Título: `A crise tem aspecto psicológico¿
Autor:
Fonte: O Globo, 19/05/2007, O Mundo, p. 36

BERLIM. Para o cientista político Andrey Zagorski, do Instituto de Relações Internacionais de Moscou, a atual crise entre União Européia (UE) e Rússia decorre do fato de os dois lados passarem no momento por um processo de transformação. Em alguns aspectos, lembrou ele em entrevista ao GLOBO, os detalhes da crise são como traumas do passado que devem ser vistos pelo aspecto psicológico: de um lado, a antiga superpotência; de outro, os países que faziam parte dela ou eram da sua área de influência e hoje estão na rica UE.

Graça Magalhães-Ruether

O estilo excessivamente direto usado pela chanceler alemã, Angela Merkel, representando a UE, e o presidente russo, Vladimir Putin, significa uma nova era fria nas relações entre a UE e a Rússia?

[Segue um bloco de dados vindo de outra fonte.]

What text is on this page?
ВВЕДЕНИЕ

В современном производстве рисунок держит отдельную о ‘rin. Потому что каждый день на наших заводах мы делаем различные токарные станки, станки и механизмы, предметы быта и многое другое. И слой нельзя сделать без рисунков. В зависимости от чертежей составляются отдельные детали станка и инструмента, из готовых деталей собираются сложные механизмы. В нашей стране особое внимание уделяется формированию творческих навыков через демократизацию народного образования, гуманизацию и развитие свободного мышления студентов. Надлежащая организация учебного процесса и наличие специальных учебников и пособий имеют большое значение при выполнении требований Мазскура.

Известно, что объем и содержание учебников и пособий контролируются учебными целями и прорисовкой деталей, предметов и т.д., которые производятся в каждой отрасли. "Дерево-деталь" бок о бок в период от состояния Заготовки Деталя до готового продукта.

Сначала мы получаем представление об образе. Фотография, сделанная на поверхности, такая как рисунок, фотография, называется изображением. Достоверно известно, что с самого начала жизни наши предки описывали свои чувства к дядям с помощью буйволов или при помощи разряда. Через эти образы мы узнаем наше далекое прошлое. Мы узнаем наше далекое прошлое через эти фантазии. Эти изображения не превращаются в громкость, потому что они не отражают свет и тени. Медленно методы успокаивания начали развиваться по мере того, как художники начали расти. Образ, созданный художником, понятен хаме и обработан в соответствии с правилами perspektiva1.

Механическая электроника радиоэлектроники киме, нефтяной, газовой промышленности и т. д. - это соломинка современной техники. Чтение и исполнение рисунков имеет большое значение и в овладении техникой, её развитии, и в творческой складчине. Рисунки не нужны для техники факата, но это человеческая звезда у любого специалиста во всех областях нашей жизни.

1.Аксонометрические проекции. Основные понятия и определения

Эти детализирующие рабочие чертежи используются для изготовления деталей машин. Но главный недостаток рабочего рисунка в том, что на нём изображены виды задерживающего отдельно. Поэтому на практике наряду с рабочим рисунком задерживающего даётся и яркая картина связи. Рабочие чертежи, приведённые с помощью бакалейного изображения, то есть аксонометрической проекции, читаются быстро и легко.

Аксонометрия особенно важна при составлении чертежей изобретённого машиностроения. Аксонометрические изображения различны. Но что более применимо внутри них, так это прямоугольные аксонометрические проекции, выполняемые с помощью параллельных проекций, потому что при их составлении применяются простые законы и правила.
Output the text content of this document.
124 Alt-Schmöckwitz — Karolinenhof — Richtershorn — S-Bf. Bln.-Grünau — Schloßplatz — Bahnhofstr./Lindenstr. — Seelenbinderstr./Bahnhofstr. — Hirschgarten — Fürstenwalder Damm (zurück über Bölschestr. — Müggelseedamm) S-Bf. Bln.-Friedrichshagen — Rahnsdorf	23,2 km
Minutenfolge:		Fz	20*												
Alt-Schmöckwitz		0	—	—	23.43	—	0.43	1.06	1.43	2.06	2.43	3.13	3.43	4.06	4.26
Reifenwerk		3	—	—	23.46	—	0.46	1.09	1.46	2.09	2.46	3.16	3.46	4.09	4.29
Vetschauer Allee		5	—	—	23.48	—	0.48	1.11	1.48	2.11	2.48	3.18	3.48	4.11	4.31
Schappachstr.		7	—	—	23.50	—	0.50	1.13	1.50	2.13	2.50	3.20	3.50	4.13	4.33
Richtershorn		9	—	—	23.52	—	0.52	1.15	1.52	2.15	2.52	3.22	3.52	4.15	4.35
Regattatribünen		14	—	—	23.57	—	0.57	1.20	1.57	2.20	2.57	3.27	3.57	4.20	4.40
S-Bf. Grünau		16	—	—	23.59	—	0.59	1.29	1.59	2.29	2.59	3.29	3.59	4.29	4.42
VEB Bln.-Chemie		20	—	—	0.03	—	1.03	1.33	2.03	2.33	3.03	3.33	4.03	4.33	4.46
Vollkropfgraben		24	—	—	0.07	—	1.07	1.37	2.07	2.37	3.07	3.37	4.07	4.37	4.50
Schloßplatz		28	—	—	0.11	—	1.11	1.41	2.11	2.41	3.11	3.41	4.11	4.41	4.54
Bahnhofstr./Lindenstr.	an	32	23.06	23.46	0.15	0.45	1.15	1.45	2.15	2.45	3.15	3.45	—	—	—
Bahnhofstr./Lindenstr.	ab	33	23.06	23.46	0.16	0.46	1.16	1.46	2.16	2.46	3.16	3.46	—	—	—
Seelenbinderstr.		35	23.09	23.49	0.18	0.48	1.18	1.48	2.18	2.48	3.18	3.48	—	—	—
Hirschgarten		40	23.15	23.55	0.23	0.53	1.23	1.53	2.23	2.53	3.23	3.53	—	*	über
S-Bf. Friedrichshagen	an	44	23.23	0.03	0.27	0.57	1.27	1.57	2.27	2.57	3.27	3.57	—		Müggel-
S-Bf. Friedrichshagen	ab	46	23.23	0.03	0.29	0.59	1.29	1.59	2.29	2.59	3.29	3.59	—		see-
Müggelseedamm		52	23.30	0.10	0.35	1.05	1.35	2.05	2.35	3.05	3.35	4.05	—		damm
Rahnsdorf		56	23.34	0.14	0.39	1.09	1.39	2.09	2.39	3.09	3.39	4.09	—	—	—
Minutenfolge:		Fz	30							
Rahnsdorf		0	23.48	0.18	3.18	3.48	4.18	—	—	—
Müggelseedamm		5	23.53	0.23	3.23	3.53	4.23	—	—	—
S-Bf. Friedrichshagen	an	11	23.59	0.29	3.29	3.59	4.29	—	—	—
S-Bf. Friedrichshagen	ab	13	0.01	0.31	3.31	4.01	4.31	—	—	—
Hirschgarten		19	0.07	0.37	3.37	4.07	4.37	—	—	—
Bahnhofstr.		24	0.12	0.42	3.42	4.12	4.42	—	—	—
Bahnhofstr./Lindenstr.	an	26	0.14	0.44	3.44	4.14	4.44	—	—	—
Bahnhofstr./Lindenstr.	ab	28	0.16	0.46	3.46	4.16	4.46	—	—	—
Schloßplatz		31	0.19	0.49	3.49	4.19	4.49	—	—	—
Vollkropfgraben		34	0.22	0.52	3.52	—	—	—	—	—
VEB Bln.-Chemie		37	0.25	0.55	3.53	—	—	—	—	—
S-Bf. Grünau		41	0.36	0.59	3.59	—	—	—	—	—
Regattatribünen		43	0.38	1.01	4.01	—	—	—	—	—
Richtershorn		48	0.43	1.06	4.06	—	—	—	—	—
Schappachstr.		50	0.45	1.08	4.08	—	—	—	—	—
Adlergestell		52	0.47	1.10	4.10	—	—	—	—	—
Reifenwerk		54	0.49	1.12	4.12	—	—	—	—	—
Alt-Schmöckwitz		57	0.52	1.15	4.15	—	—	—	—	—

ANDREY ZAGORSKI: É pelo menos uma crise que tem origem no fato de os dois, a UE e a Rússia, passarem atualmente por um processo de transformação. A Rússia teria tido interesse em levar adiante o acordo de cooperação e parceria com a UE, que já vem sendo negociado há anos. Mas as idéias de como deve ser esse acordo são diferentes, e a Polônia veta um acordo com a Rússia.

As divergências com a Polônia têm a mesma origem da polêmica sobre o monumento na Estônia?

ZAGORSKI: Em parte sim porque mostra a dificuldade de relacionamento, que pode ser encarada do ponto de vista psicológico. É o relacionamento entre a antiga superpotência e os países que faziam parte dela ou eram da sua esfera de influência, que hoje demonstram mais autoconfiança como países membros da rica União Européia. Os países do antigo bloco leste buscam no nacionalismo uma nova autoconfiança. E há também a contrapartida: esses países passaram a ter uma imagem bastante negativa na Rússia. Nos dois casos, da Polônia e da Estônia, o problema poderia ser resolvido rapidamente apenas com mais diálogo. Mas os dois países também mostraram posições inflexíveis.

No centro das divergências estão ainda a independência de Kosovo e o plano americano de instalação de um escudo antimísseis na Polônia e na República Tcheca. Como isso é visto na Rússia?

ZAGORSKI: No caso de Kosovo, a Rússia defende uma posição que seja aceita também pela Servia. O novo status deve satisfazer tanto a Kosovo quanto à Sérvia, exatamente para evitar um ressurgimento do conflito. Já o escudo antimísseis é visto de forma bastante crítica pela Rússia. Trata-se de um retrocesso no processo de desarmamento.

Por que a posição russa é hoje bem mais ríspida com o Ocidente do que nos últimos anos?

ZAGORSKI: Como eu falei antes, há um processo de transformação. Desde que a Rússia pagou a sua dívida externa e recuperou a força econômica, mudou de posição em relação ao Ocidente. Uma pesquisa recente indica que cerca de 70% dos russos são contra uma aproximação com a União Européia. Isso não significa que não haja interesse em aproximação. Hoje são apontadas as diferenças. Nós esquecemos o que há em comum ¿ quase tudo: as opiniões sobre o Irã, o Oriente Médio, proteção do clima. Há muito em comum, apesar da crise.